Stephanie Wardrop extends the critique of Cooper’s treatment of Cora a step further, arguing that “in terms of the nationalistic project integral to Cooper’s writing, to allow Cora to live and marry would call into question not only the right to slaveholding still safeguarded by the Constitution, but the Colonialist expansion across the West that was displacing millions of other people of color—Native Americans”. Not only must Cora’s union with Uncas be prevented, but her life itself must also be extinguished as she represents an anathema to the project of western expansion that Cooper champions. Further, Cora’s display of bravery in the face of the Huron, compared to the nearly constant swooning fits of her sister, Alice, threatens the masculinity of those men around her who, in the shuttling of capture and rescue, look to her to function less as a figure capable of defending herself and more as a helpless victim whose inability to act on her own behalf helps to shore up the masculinity of those around her. Nina Baym extends the feminist aspect of Wardrop’s argument by declaring that “outspoken bravery, firmness, intelligence, self-possession and eloquence in a woman” are not celebrated or rewarded attributes in male-authored 19th-century fiction.

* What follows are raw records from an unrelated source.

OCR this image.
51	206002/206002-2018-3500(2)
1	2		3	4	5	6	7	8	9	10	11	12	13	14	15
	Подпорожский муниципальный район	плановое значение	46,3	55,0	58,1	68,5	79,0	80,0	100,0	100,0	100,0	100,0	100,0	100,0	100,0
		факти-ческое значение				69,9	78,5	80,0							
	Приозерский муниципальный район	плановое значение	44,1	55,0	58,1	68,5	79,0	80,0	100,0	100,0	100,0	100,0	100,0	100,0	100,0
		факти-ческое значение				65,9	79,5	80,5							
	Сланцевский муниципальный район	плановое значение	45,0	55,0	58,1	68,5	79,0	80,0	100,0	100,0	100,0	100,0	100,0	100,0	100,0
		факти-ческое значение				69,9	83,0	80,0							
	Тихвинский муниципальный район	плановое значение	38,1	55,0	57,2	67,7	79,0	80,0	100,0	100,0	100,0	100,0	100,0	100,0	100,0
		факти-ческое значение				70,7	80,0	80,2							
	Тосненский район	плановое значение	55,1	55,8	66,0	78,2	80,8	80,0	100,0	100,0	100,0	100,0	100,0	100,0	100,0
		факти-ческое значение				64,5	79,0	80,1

The critic Donald Darnell imagines the novel divided up spatially, with the first half occurring in the “white man’s world” represented by Fort William Henry and presided over by Colonel Munro, and the second half, following the massacre and destruction of the fort, transpiring in the “Indian’s stronghold” where “the white man is the intruder who must constantly look over his shoulder”. Uncas’s very name in the gauntlet scene, when the Huron have captured him through the deceitfulness of Magua, causes a stir among the tribe, which is only surpassed by their awe at the sight of his totem sign, a tortoise tattooed on his chest. Darnell contrasts these emotional reactions, coupled with the mythology surrounding the son of Chingachgook, to the satanic figure of Magua, who forecloses the myth of Uncas and the Mohigan tribe when he murders him. The Delaware prophet Tamenund who delivers Uncas’s eulogy clearly recognizes the connection between the tribe’s fate and that of its fallen warrior: “In the morning I saw the son of Unamis happy and strong and yet, before the night has come, have I lived to see the last warrior of the wise race of the Mohicans”.